In recent years, Angela has served as a domestic adoption specialist at Bethany Christian Services, an agency that facilitates both domestic and international adoptions. She has often heard white couples who come to Bethany and say, “I don’t see color. I want to adopt anyone.”
“It is wonderful to ‘not see color,’ and to want to adopt any race,” she says. “But there is a difference in parenting a child from another race. … If you aren’t Caucasian, then you do see color. You have to. You can feel it.”
Her work at Bethany has been daily informed by what she learned when she was a psychology major in SPU’s School of Psychology, Family, and Community.

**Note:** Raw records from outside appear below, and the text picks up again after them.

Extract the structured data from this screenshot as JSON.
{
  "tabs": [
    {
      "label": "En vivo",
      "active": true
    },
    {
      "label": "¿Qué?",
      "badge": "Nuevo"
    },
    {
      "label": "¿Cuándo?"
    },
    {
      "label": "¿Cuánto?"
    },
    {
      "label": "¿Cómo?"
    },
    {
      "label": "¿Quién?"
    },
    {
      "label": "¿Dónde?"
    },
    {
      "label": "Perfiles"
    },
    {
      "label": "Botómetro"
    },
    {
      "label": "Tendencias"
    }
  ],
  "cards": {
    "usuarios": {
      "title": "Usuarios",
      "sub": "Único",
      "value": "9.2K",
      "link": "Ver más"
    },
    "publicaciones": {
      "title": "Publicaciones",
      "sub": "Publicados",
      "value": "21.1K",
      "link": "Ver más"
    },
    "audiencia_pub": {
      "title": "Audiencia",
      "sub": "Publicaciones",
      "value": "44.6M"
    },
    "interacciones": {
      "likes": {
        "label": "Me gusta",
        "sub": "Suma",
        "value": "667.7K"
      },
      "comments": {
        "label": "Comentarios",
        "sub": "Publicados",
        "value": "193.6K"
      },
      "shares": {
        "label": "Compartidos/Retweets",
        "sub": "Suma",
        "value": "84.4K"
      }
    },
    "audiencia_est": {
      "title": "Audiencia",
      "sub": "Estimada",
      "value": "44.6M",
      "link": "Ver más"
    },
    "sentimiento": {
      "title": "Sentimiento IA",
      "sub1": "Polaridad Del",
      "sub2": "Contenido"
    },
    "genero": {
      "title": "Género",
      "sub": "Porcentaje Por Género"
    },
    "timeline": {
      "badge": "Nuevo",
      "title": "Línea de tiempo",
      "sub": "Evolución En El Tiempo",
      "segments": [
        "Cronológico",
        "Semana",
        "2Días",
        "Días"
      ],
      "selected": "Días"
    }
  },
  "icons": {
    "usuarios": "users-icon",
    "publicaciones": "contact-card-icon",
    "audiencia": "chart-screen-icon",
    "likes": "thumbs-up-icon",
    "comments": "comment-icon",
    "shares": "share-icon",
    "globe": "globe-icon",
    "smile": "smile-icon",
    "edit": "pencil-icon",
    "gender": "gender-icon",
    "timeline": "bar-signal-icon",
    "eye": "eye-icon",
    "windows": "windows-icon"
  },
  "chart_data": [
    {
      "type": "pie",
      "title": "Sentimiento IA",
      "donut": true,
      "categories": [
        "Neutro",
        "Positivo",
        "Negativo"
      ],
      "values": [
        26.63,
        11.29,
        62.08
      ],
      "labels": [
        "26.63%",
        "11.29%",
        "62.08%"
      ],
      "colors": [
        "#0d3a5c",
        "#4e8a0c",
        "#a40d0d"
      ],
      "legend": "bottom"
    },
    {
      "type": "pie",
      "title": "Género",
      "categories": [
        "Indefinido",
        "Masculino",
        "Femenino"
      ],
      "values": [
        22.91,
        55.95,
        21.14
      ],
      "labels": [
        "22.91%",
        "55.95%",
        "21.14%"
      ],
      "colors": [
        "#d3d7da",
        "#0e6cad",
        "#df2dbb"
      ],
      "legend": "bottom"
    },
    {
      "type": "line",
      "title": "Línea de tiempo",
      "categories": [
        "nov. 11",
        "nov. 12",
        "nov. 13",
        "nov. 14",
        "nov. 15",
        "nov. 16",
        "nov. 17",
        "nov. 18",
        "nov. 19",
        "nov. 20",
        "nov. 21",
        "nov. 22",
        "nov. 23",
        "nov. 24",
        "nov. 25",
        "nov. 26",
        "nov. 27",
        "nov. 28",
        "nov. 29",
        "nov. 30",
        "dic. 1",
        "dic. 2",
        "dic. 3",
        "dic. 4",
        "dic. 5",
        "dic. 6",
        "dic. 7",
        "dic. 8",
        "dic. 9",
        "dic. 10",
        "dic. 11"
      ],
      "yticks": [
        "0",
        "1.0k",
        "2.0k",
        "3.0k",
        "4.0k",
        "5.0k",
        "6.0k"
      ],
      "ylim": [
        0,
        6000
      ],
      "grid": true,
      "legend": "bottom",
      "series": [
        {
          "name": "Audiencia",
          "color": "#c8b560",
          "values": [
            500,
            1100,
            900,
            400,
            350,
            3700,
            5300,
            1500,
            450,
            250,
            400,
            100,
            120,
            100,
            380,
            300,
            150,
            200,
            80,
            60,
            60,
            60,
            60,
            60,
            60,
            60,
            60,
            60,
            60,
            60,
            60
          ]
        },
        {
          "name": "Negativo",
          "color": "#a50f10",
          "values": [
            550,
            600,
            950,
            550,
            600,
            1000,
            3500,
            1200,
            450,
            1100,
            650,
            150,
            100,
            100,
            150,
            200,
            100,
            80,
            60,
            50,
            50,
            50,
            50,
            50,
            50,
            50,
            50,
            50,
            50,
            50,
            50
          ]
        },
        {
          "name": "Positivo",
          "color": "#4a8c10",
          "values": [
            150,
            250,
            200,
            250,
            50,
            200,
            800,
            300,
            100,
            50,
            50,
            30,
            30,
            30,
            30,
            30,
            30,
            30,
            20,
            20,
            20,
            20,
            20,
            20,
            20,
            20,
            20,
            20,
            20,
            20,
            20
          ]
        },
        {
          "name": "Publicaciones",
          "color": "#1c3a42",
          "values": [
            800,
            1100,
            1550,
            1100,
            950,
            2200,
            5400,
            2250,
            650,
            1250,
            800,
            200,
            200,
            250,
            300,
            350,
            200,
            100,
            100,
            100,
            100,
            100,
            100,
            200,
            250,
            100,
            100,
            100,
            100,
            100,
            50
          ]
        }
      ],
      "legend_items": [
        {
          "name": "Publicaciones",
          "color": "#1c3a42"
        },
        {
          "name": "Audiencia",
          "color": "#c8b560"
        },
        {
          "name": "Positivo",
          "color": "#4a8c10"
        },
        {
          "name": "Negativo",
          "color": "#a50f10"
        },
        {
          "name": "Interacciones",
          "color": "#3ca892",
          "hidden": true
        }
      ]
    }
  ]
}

From top: Bryan films Angela’s birth mother, Deborah, at her Chattanooga, Tennessee, home; Angela with birth father Oterious “Sandy” Bell; Angela’s adoptive mother, Teresa Burt, and birth mother, Deborah, have gotten to know each other. Photos courtesy of Bryan and Angela Tucker.
“It instilled in me an attitude of humility and a genuine openness towards accepting and understanding complex situations from a Christian perspective,” she says.
Several SPU students have come to Bethany for “job-shadowing” or internships. As one of those interns, Charis Chinn ’12 accompanied Angela to visit couples who were interested in adoption, others who had recently adopted, and a high school psychology class.
“James 1:27 commands us to care for widows and orphans, but we often overlook these populations within our own community,” says Chinn. “Not Angela! Her quest to find her birth family shows that reconciliation is possible, even among the deepest of hurts.”
Closure offers vivid evidence of God’s grace for Angela, Bryan, and families on both sides of the country.
“I’m never moved by documentaries or media in which Christian faith gets shoved at us,” says Bryan. “But when I watch Angela’s birth mom with all of us at the adoption agency in Chattanooga, talking for the first time ever about the pain she was going through when she had Angela — it’s so redemptive. That’s God’s story right there.”
And Angela’s part in God’s story is not over yet. On June 24, 2013, Angela began a new job as the disability support services coordinator at SPU’s Center for Learning. Once again, she’ll be transforming wisdom born of hardship into help for those who seek to find their places in this world. In Angela’s mind, no matter who she’s serving — they’re family.
Maybe Bryan should start making a sequel.